Terry Grimley finds Richard Deacon's show at Ikon hard going, but warms to the Nordic quirkiness of Sofia Hulten.
Richard Deacon was a leading figure in the new wave of British sculptors who emerged to international acclaim in the 1980s.
They supplanted a phase of Stalinist abstraction that had taken a grip during the previous decade, as represented by the Hayward Gallery's 1976 exhibition The Condition of Sculpture. There was a return to diversity of form and a spirit of self-indulgence more reminiscent of the 60s.
Deacon's twisty wood and metal structures certainly had the confidence to demand a lot of space, as well as showing technical ingenuity. But, to be honest, they left me cold.
There is just one piece in this style in the show of new and recent work just opened at Ikon, but it's enormous, taking up most of one of the top floor galleries. Called Out of Order, it's like a vast scary beast of some kind, twisting and writhing extravagantly through space, with wood persuaded to do what wood doesn't normally do, yet to surprisingly unimpressive effect.
Otherwise this show is a mixed bag, with an overall impression less of diversity than of diffuseness.
It's a Small World (1999-2006) is a table covered in more than 120 small ceramic objects which are, in effect, three-dimensional sketches. It's a bit like looking at something which might have been left by last night's GCSE art class.
Shark (2001) is a minimalist grey floor-based form with a vague resemblance to its title.
There are geometrical drawings and a group of nine glazed ceramic floor-pieces that mix forms which might be screwed-up pieces of paper with geometric structures.

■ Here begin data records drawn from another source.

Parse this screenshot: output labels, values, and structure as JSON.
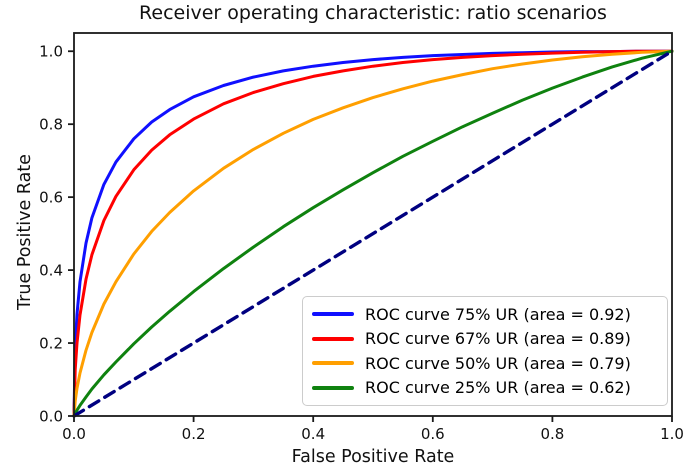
{
  "chart_data": {
    "type": "line",
    "title": "Receiver operating characteristic: ratio scenarios",
    "xlabel": "False Positive Rate",
    "ylabel": "True Positive Rate",
    "xlim": [
      0.0,
      1.0
    ],
    "ylim": [
      0.0,
      1.05
    ],
    "x_ticks": [
      "0.0",
      "0.2",
      "0.4",
      "0.6",
      "0.8",
      "1.0"
    ],
    "y_ticks": [
      "0.0",
      "0.2",
      "0.4",
      "0.6",
      "0.8",
      "1.0"
    ],
    "grid": false,
    "legend_position": "lower right",
    "series": [
      {
        "key": "75ur",
        "name": "ROC curve 75% UR (area = 0.92)",
        "auc": 0.92,
        "color": "#1010ff",
        "style": "solid",
        "in_legend": true,
        "fpr": [
          0,
          0.002,
          0.005,
          0.01,
          0.02,
          0.03,
          0.05,
          0.07,
          0.1,
          0.13,
          0.16,
          0.2,
          0.25,
          0.3,
          0.35,
          0.4,
          0.45,
          0.5,
          0.55,
          0.6,
          0.65,
          0.7,
          0.75,
          0.8,
          0.85,
          0.9,
          0.95,
          1.0
        ],
        "tpr": [
          0,
          0.187,
          0.279,
          0.368,
          0.474,
          0.543,
          0.635,
          0.696,
          0.76,
          0.806,
          0.84,
          0.875,
          0.906,
          0.929,
          0.946,
          0.959,
          0.969,
          0.977,
          0.983,
          0.988,
          0.991,
          0.994,
          0.996,
          0.998,
          0.999,
          0.999,
          1.0,
          1.0
        ]
      },
      {
        "key": "67ur",
        "name": "ROC curve 67% UR (area = 0.89)",
        "auc": 0.89,
        "color": "#ff0000",
        "style": "solid",
        "in_legend": true,
        "fpr": [
          0,
          0.002,
          0.005,
          0.01,
          0.02,
          0.03,
          0.05,
          0.07,
          0.1,
          0.13,
          0.16,
          0.2,
          0.25,
          0.3,
          0.35,
          0.4,
          0.45,
          0.5,
          0.55,
          0.6,
          0.65,
          0.7,
          0.75,
          0.8,
          0.85,
          0.9,
          0.95,
          1.0
        ],
        "tpr": [
          0,
          0.127,
          0.2,
          0.277,
          0.375,
          0.442,
          0.536,
          0.602,
          0.675,
          0.729,
          0.771,
          0.814,
          0.856,
          0.887,
          0.911,
          0.931,
          0.946,
          0.959,
          0.969,
          0.977,
          0.983,
          0.988,
          0.992,
          0.995,
          0.997,
          0.999,
          1.0,
          1.0
        ]
      },
      {
        "key": "50ur",
        "name": "ROC curve 50% UR (area = 0.79)",
        "auc": 0.79,
        "color": "#ff9f00",
        "style": "solid",
        "in_legend": true,
        "fpr": [
          0,
          0.002,
          0.005,
          0.01,
          0.02,
          0.03,
          0.05,
          0.07,
          0.1,
          0.13,
          0.16,
          0.2,
          0.25,
          0.3,
          0.35,
          0.4,
          0.45,
          0.5,
          0.55,
          0.6,
          0.65,
          0.7,
          0.75,
          0.8,
          0.85,
          0.9,
          0.95,
          1.0
        ],
        "tpr": [
          0,
          0.041,
          0.076,
          0.118,
          0.18,
          0.229,
          0.307,
          0.368,
          0.444,
          0.506,
          0.558,
          0.617,
          0.679,
          0.731,
          0.775,
          0.813,
          0.845,
          0.873,
          0.897,
          0.918,
          0.936,
          0.952,
          0.965,
          0.976,
          0.985,
          0.992,
          0.997,
          1.0
        ]
      },
      {
        "key": "25ur",
        "name": "ROC curve 25% UR (area = 0.62)",
        "auc": 0.62,
        "color": "#0f820f",
        "style": "solid",
        "in_legend": true,
        "fpr": [
          0,
          0.002,
          0.005,
          0.01,
          0.02,
          0.03,
          0.05,
          0.07,
          0.1,
          0.13,
          0.16,
          0.2,
          0.25,
          0.3,
          0.35,
          0.4,
          0.45,
          0.5,
          0.55,
          0.6,
          0.65,
          0.7,
          0.75,
          0.8,
          0.85,
          0.9,
          0.95,
          1.0
        ],
        "tpr": [
          0,
          0.007,
          0.016,
          0.029,
          0.052,
          0.074,
          0.113,
          0.148,
          0.198,
          0.244,
          0.287,
          0.341,
          0.404,
          0.463,
          0.519,
          0.571,
          0.62,
          0.667,
          0.712,
          0.753,
          0.793,
          0.83,
          0.866,
          0.899,
          0.929,
          0.957,
          0.981,
          1.0
        ]
      },
      {
        "key": "chance",
        "name": "chance-diagonal",
        "color": "#000080",
        "style": "dashed",
        "in_legend": false,
        "fpr": [
          0,
          1.0
        ],
        "tpr": [
          0,
          1.0
        ]
      }
    ],
    "spine_color": "#1a1a1a",
    "tick_label_color": "#111111"
  }
}
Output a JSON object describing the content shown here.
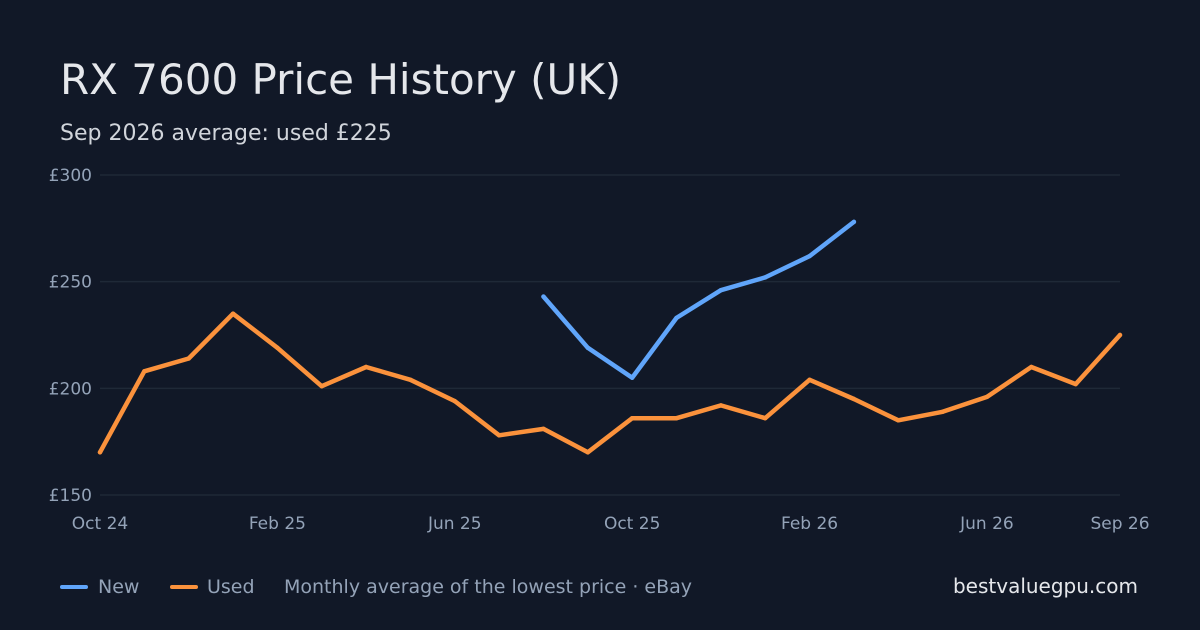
{
  "header": {
    "title": "RX 7600 Price History (UK)",
    "subtitle": "Sep 2026 average: used £225"
  },
  "legend": {
    "new_label": "New",
    "used_label": "Used",
    "note": "Monthly average of the lowest price · eBay"
  },
  "brand": "bestvaluegpu.com",
  "colors": {
    "background": "#111827",
    "grid": "#1f2937",
    "new": "#60a5fa",
    "used": "#fb923c"
  },
  "chart_data": {
    "type": "line",
    "title": "RX 7600 Price History (UK)",
    "subtitle": "Sep 2026 average: used £225",
    "x": [
      "2024-10",
      "2024-11",
      "2024-12",
      "2025-01",
      "2025-02",
      "2025-03",
      "2025-04",
      "2025-05",
      "2025-06",
      "2025-07",
      "2025-08",
      "2025-09",
      "2025-10",
      "2025-11",
      "2025-12",
      "2026-01",
      "2026-02",
      "2026-03",
      "2026-04",
      "2026-05",
      "2026-06",
      "2026-07",
      "2026-08",
      "2026-09"
    ],
    "series": [
      {
        "name": "New",
        "color": "#60a5fa",
        "values": [
          null,
          null,
          null,
          null,
          null,
          null,
          null,
          null,
          null,
          null,
          243,
          219,
          205,
          233,
          246,
          252,
          262,
          278,
          null,
          null,
          null,
          null,
          null,
          null
        ]
      },
      {
        "name": "Used",
        "color": "#fb923c",
        "values": [
          170,
          208,
          214,
          235,
          219,
          201,
          210,
          204,
          194,
          178,
          181,
          170,
          186,
          186,
          192,
          186,
          204,
          195,
          185,
          189,
          196,
          210,
          202,
          225
        ]
      }
    ],
    "x_ticks": [
      "Oct 24",
      "Feb 25",
      "Jun 25",
      "Oct 25",
      "Feb 26",
      "Jun 26",
      "Sep 26"
    ],
    "x_tick_dates": [
      "2024-10",
      "2025-02",
      "2025-06",
      "2025-10",
      "2026-02",
      "2026-06",
      "2026-09"
    ],
    "y_ticks": [
      "£150",
      "£200",
      "£250",
      "£300"
    ],
    "y_tick_values": [
      150,
      200,
      250,
      300
    ],
    "ylim": [
      150,
      300
    ],
    "xlabel": "",
    "ylabel": "",
    "grid": true,
    "legend_position": "bottom-left"
  }
}
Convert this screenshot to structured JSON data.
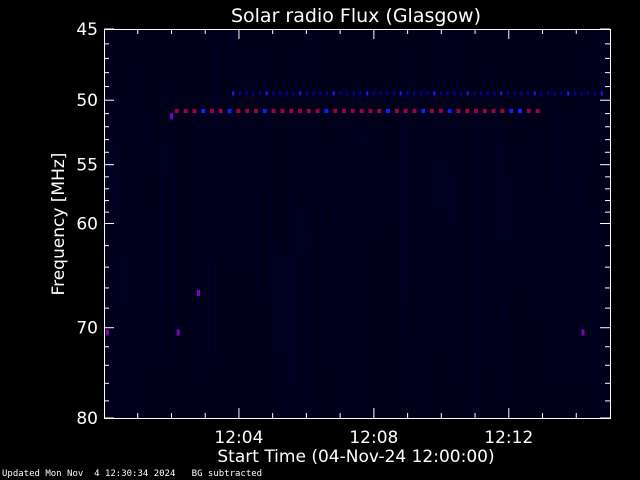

The most unusual, and in a sense autobiographical, element is In My Father's House, a collection of 32 newspaper front pages which Deacon found in his father's house after his death.
They span more than 50 years, each recording an historic event from the Partition of India to 9/11.
Deacon's father, an RAF pilot, moved around a lot, so the papers are a rich mix of national and local from England, Scotland, the US and the Far East.
The Norfolk, Virginia, Ledger-Star of November 2, 1963 is particularly arresting. It seems to have been so traumatised by the last-minute rush to splash the news of President Kennedy's assassination earlier that day that the headline "President Slain from Ambush" appears alongside a story announcing that Kennedy will personally present an award to Dr J Robert Oppenheimer.
Newspapers are supposed to be ephemeral, art permanent. But an example like this still carries an electric charge which connects us with the moment, and Deacon's work seems tame by comparison.
However, I do quite like his decorative bricks which have been incorporated into the paving outside the gallery. Is there any chance these could become a permanent feature of the square?
On the whole, I was more interested in Sofia Hulten's exhibition, Familiars. Scattered around the gallery on various TV monitors, her videos document some mildly eccentric suburban behaviour.
Born in Stockholm in 1972, Hulten was raised in Birmingham, studied in Sheffield and has been living and working in Berlin since 1997, making a name for herself around Europe.
In Familiars she enlists the help of her mother and brother in various quirky activities.
Her mother stacks up glasses on the cooker into a fantastic crystal tower and drives a remote-controlled toy car around the hall covered in a staw hat. Her brother carefully rubs black treacle into a rug.
These episodes, one of which involves a wolf-whistling fluffy toy, can be quite funny. But given the little I knew of Hulten's background I became intrigued by the domestic settings, which have a Nordic severity even though details like sockets and a fireplace glimpsed in one video suggest this could be the family home in Birmingham.
One video, in which Hulten sits at a table switching a lamp on and off, remaining in shadow throughout, is strangely reminiscent of the painter Vilhelm Hammershoi.
Richard Deacon: Personals and Sofia Hulten: Familiars are at Ikon Gallery, Brindleyplace, until March 18 (Tue-Sun 11am-6pm).